Other kinds of hipsters don't do this. Music and film hipsters will just assume you have bad taste if you like stuff they don't approve of or if you aren't into what they like. The worst of the OSR guys simply think you're simply having the wrong kind of fun if you're playing games not in their niche. But the kind of indie gamer I'm taking about here believes that you're either deluding yourself into believing you had fun or they try pathologize you--you've been "abused" by bad game design into thinking you had fun or have otherwise been harmed by gaming in a way that never really holds up to scrutiny.
My theory is that the genesis point for this attitude is Ron Edwards stating that Vampire: The Masquerade causes brain damage.
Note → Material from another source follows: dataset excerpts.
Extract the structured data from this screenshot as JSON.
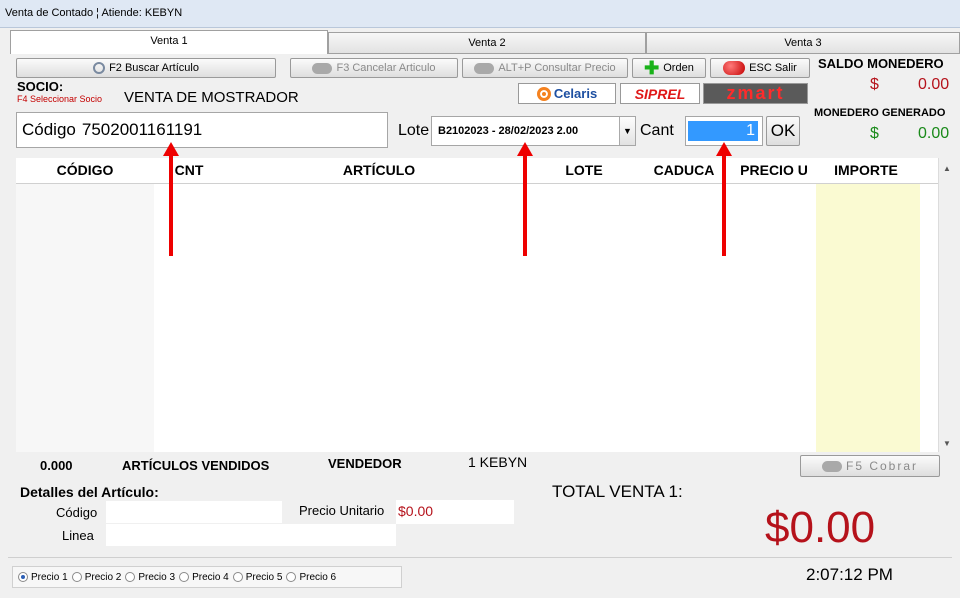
{
  "window": {
    "title": "Venta de Contado ¦ Atiende: KEBYN"
  },
  "tabs": [
    {
      "label": "Venta 1"
    },
    {
      "label": "Venta 2"
    },
    {
      "label": "Venta 3"
    }
  ],
  "toolbar": {
    "search_label": "F2 Buscar Artículo",
    "cancel_label": "F3 Cancelar Articulo",
    "price_label": "ALT+P  Consultar Precio",
    "order_label": "Orden",
    "exit_label": "ESC Salir"
  },
  "brands": [
    "Celaris",
    "SIPREL",
    "zmart"
  ],
  "socio": {
    "label": "SOCIO:",
    "hint": "F4 Seleccionar Socio",
    "value": "VENTA DE MOSTRADOR"
  },
  "wallet": {
    "saldo_title": "SALDO MONEDERO",
    "saldo_currency": "$",
    "saldo_value": "0.00",
    "generado_title": "MONEDERO GENERADO",
    "generado_currency": "$",
    "generado_value": "0.00"
  },
  "entry": {
    "codigo_label": "Código",
    "codigo_value": "7502001161191",
    "lote_label": "Lote",
    "lote_value": "B2102023 - 28/02/2023 2.00",
    "cant_label": "Cant",
    "cant_value": "1",
    "ok_label": "OK"
  },
  "grid": {
    "columns": [
      "CÓDIGO",
      "CNT",
      "ARTÍCULO",
      "LOTE",
      "CADUCA",
      "PRECIO U",
      "IMPORTE"
    ],
    "rows": []
  },
  "summary": {
    "count": "0.000",
    "count_label": "ARTÍCULOS VENDIDOS",
    "vendedor_label": "VENDEDOR",
    "vendedor_value": "1  KEBYN",
    "cobrar_label": "F5 Cobrar"
  },
  "details": {
    "title": "Detalles del Artículo:",
    "codigo_label": "Código",
    "codigo_value": "",
    "precio_label": "Precio Unitario",
    "precio_value": "$0.00",
    "linea_label": "Linea",
    "linea_value": ""
  },
  "total": {
    "label": "TOTAL VENTA 1:",
    "value": "$0.00"
  },
  "price_levels": [
    {
      "label": "Precio 1",
      "selected": true
    },
    {
      "label": "Precio 2",
      "selected": false
    },
    {
      "label": "Precio 3",
      "selected": false
    },
    {
      "label": "Precio 4",
      "selected": false
    },
    {
      "label": "Precio 5",
      "selected": false
    },
    {
      "label": "Precio 6",
      "selected": false
    }
  ],
  "clock": "2:07:12 PM",
  "colors": {
    "accent_red": "#b5121b",
    "money_green": "#1a8a1a",
    "selection_blue": "#3399ff",
    "importe_col": "#fafad2"
  }
}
Now, I take Edwards at his word that he didn't mean that statement as attack, but it's pretty easy to see why people took it that way. The problem is that other folks picked up on the idea of pointing at people who play different games and proclaiming that there must be some wrong with them and ran with it.
The idea is now part of the Forge's legacy, and you see it pop up fairly often in places--storygames.com, Something Awful, Reddit--where indie gamers hang out. The license to imply, if not outright state, that there is something actually wrong with other kinds of gamers and that they aren't really having fun has seemingly become embedded in the culture of that scene.
It makes sense that this strange variety of hipsterism is so deeply entwined with the indie scene because that scene often takes the premise that people aren't having fun playing rpgs and that "good design" can fix that as tenets of faith. For me, is where indie theory doesn't align with my experience. It is not my experience that people are unhappy playing rpgs. I've not met these people. I'm skeptical that sane people will keep doing a thing as a leisure activity if it's making them miserable.
Even if we take it as a fact that these unhappy people exist, it always ends up sounding like their problem has less to do with a game's design being "bad" and more that there is a people problem at work. No amount of considering "the Big Model," "robust game design," or implementing shared narrative authorship will fix a problem like "this one guy at the table is being a tool and it's ruining my fun." The real solution to that issue is that you just stop inviting that guy to play. In fact, I strongly suspect the "a well-designed system can fix any interpersonal issues" guys are often the shithead players at their tables, as are any jerkoffs who want to convince you that your fun wasn't real.